Deployment Workflow and CI/CD Integration
With your Terraform infrastructure defined, the deployment workflow becomes streamlined. You’ll typically:
- Initialize Terraform:
terraform init - Plan the changes:
terraform plan - Apply the infrastructure:
terraform apply
For application deployments (your Laravel code), integrate this Terraform workflow into your CI/CD pipeline. When new code is pushed to your repository, the pipeline can trigger Terraform to provision or update infrastructure, and then deploy the application code to the provisioned web servers. Tools like GitLab CI, GitHub Actions, or Jenkins can orchestrate these steps.

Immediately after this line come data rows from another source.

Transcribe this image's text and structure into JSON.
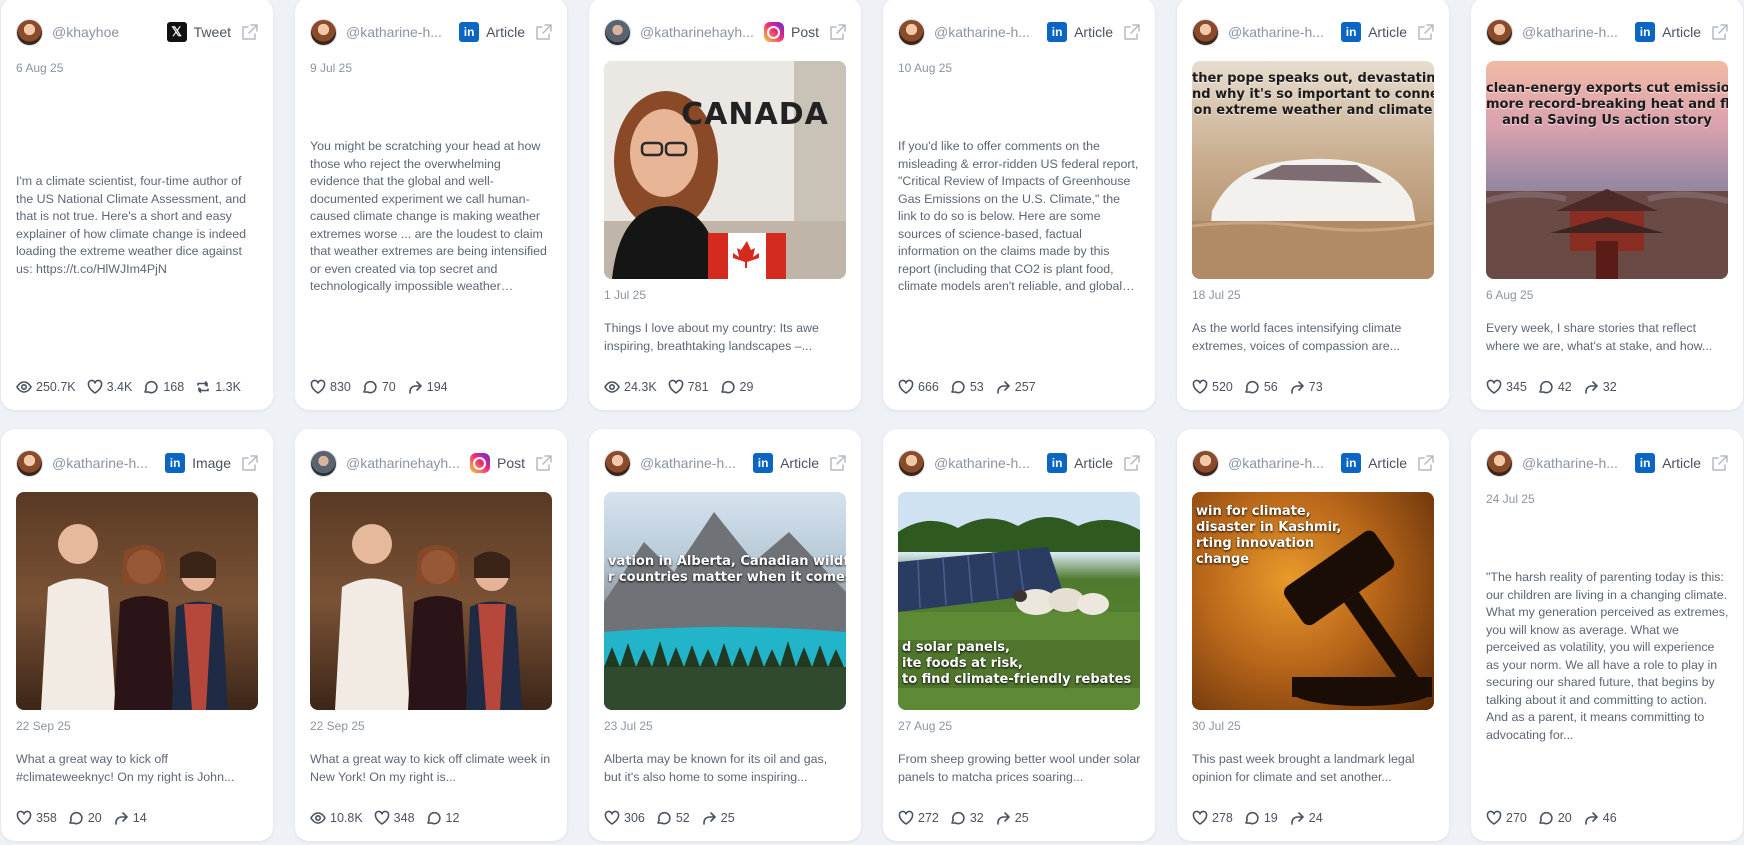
{
  "cards": [
    {
      "handle": "@khayhoe",
      "platform": "Tweet",
      "platform_icon": "x-icon",
      "date": "6 Aug 25",
      "text": "I'm a climate scientist, four-time author of the US National Climate Assessment, and that is not true. Here's a short and easy explainer of how climate change is indeed loading the extreme weather dice against us: https://t.co/HlWJIm4PjN",
      "stats": [
        {
          "icon": "eye-icon",
          "value": "250.7K"
        },
        {
          "icon": "heart-icon",
          "value": "3.4K"
        },
        {
          "icon": "comment-icon",
          "value": "168"
        },
        {
          "icon": "retweet-icon",
          "value": "1.3K"
        }
      ]
    },
    {
      "handle": "@katharine-h...",
      "platform": "Article",
      "platform_icon": "linkedin-icon",
      "date": "9 Jul 25",
      "text": "You might be scratching your head at how those who reject the overwhelming evidence that the global and well-documented experiment we call human-caused climate change is making weather extremes worse ... are the loudest to claim that weather extremes are being intensified or even created via top secret and technologically impossible weather modification...",
      "stats": [
        {
          "icon": "heart-icon",
          "value": "830"
        },
        {
          "icon": "comment-icon",
          "value": "70"
        },
        {
          "icon": "share-icon",
          "value": "194"
        }
      ]
    },
    {
      "handle": "@katharinehayh...",
      "platform": "Post",
      "platform_icon": "instagram-icon",
      "date": "1 Jul 25",
      "image_caption": "CANADA",
      "text": "Things I love about my country: Its awe inspiring, breathtaking landscapes –...",
      "stats": [
        {
          "icon": "eye-icon",
          "value": "24.3K"
        },
        {
          "icon": "heart-icon",
          "value": "781"
        },
        {
          "icon": "comment-icon",
          "value": "29"
        }
      ]
    },
    {
      "handle": "@katharine-h...",
      "platform": "Article",
      "platform_icon": "linkedin-icon",
      "date": "10 Aug 25",
      "text": "If you'd like to offer comments on the misleading & error-ridden US federal report, \"Critical Review of Impacts of Greenhouse Gas Emissions on the U.S. Climate,\" the link to do so is below. Here are some sources of science-based, factual information on the claims made by this report (including that CO2 is plant food, climate models aren't reliable, and global warming isn't affecting extreme...",
      "stats": [
        {
          "icon": "heart-icon",
          "value": "666"
        },
        {
          "icon": "comment-icon",
          "value": "53"
        },
        {
          "icon": "share-icon",
          "value": "257"
        }
      ]
    },
    {
      "handle": "@katharine-h...",
      "platform": "Article",
      "platform_icon": "linkedin-icon",
      "date": "18 Jul 25",
      "image_caption": "ther pope speaks out, devastating Texas flo\nnd why it's so important to connect the dots\non extreme weather and climate",
      "text": "As the world faces intensifying climate extremes, voices of compassion are...",
      "stats": [
        {
          "icon": "heart-icon",
          "value": "520"
        },
        {
          "icon": "comment-icon",
          "value": "56"
        },
        {
          "icon": "share-icon",
          "value": "73"
        }
      ]
    },
    {
      "handle": "@katharine-h...",
      "platform": "Article",
      "platform_icon": "linkedin-icon",
      "date": "6 Aug 25",
      "image_caption": "clean-energy exports cut emissions wor\nmore record-breaking heat and floods,\nand a Saving Us action story",
      "text": "Every week, I share stories that reflect where we are, what's at stake, and how...",
      "stats": [
        {
          "icon": "heart-icon",
          "value": "345"
        },
        {
          "icon": "comment-icon",
          "value": "42"
        },
        {
          "icon": "share-icon",
          "value": "32"
        }
      ]
    },
    {
      "handle": "@katharine-h...",
      "platform": "Image",
      "platform_icon": "linkedin-icon",
      "date": "22 Sep 25",
      "text": "What a great way to kick off #climateweeknyc! On my right is John...",
      "stats": [
        {
          "icon": "heart-icon",
          "value": "358"
        },
        {
          "icon": "comment-icon",
          "value": "20"
        },
        {
          "icon": "share-icon",
          "value": "14"
        }
      ]
    },
    {
      "handle": "@katharinehayh...",
      "platform": "Post",
      "platform_icon": "instagram-icon",
      "date": "22 Sep 25",
      "text": "What a great way to kick off climate week in New York! On my right is...",
      "stats": [
        {
          "icon": "eye-icon",
          "value": "10.8K"
        },
        {
          "icon": "heart-icon",
          "value": "348"
        },
        {
          "icon": "comment-icon",
          "value": "12"
        }
      ]
    },
    {
      "handle": "@katharine-h...",
      "platform": "Article",
      "platform_icon": "linkedin-icon",
      "date": "23 Jul 25",
      "image_caption": "vation in Alberta, Canadian wildfire season,\nr countries matter when it comes to clima",
      "text": "Alberta may be known for its oil and gas, but it's also home to some inspiring...",
      "stats": [
        {
          "icon": "heart-icon",
          "value": "306"
        },
        {
          "icon": "comment-icon",
          "value": "52"
        },
        {
          "icon": "share-icon",
          "value": "25"
        }
      ]
    },
    {
      "handle": "@katharine-h...",
      "platform": "Article",
      "platform_icon": "linkedin-icon",
      "date": "27 Aug 25",
      "image_caption": "d solar panels,\nite foods at risk,\nto find climate-friendly rebates",
      "text": "From sheep growing better wool under solar panels to matcha prices soaring...",
      "stats": [
        {
          "icon": "heart-icon",
          "value": "272"
        },
        {
          "icon": "comment-icon",
          "value": "32"
        },
        {
          "icon": "share-icon",
          "value": "25"
        }
      ]
    },
    {
      "handle": "@katharine-h...",
      "platform": "Article",
      "platform_icon": "linkedin-icon",
      "date": "30 Jul 25",
      "image_caption": "win for climate,\ndisaster in Kashmir,\nrting innovation\nchange",
      "text": "This past week brought a landmark legal opinion for climate and set another...",
      "stats": [
        {
          "icon": "heart-icon",
          "value": "278"
        },
        {
          "icon": "comment-icon",
          "value": "19"
        },
        {
          "icon": "share-icon",
          "value": "24"
        }
      ]
    },
    {
      "handle": "@katharine-h...",
      "platform": "Article",
      "platform_icon": "linkedin-icon",
      "date": "24 Jul 25",
      "text": "\"The harsh reality of parenting today is this: our children are living in a changing climate. What my generation perceived as extremes, you will know as average. What we perceived as volatility, you will experience as your norm. We all have a role to play in securing our shared future, that begins by talking about it and committing to action. And as a parent, it means committing to advocating for...",
      "stats": [
        {
          "icon": "heart-icon",
          "value": "270"
        },
        {
          "icon": "comment-icon",
          "value": "20"
        },
        {
          "icon": "share-icon",
          "value": "46"
        }
      ]
    }
  ]
}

A typical CI/CD pipeline might look like this:
# .gitlab-ci.yml (example for GitLab CI)
stages:
- deploy_infra
- deploy_app
variables:
TF_VAR_linode_api_token: $LINODE_API_TOKEN # Use GitLab CI/CD variables
TF_VAR_ssh_public_key: $SSH_PUBLIC_KEY
deploy_infrastructure:
stage: deploy_infra
image: hashicorp/terraform:latest
script:
- terraform init
- terraform plan -out=tfplan
- terraform apply -auto-approve tfplan
only:
- main # Deploy infrastructure only on pushes to the main branch
deploy_application:
stage: deploy_app
image: alpine:latest # Or an image with SSH client and deployment tools
script:
- apk add --no-cache openssh-client rsync # Install necessary tools
- eval $(ssh-agent -s)
- echo "$SSH_PRIVATE_KEY" | tr -d '\r' | ssh-add - # Add SSH private key (stored as CI/CD variable)
- mkdir -p ~/.ssh
- chmod 700 ~/.ssh
- echo "$SSH_KNOWN_HOSTS" >> ~/.ssh/known_hosts # Add server host key to known_hosts
- rsync -avz --delete ./ your_user@${TF_VAR_web_server_ip}:/var/www/your-app/ # Sync your Laravel code
- ssh your_user@${TF_VAR_web_server_ip} "cd /var/www/your-app && composer install --no-dev --optimize-autoloader && php artisan cache:clear && php artisan config:clear && php artisan route:clear && php artisan view:clear" # Run post-deployment commands
only:
- main # Deploy application on pushes to the main branch
needs:
- deploy_infra # Ensure infrastructure is deployed first
variables:
TF_VAR_web_server_ip: $(terraform output -raw web_server_ip_address) # Assuming you output the web server IP
Remember to set up the necessary CI/CD variables (LINODE_API_TOKEN, SSH_PUBLIC_KEY, SSH_PRIVATE_KEY, SSH_KNOWN_HOSTS) in your CI/CD platform’s settings.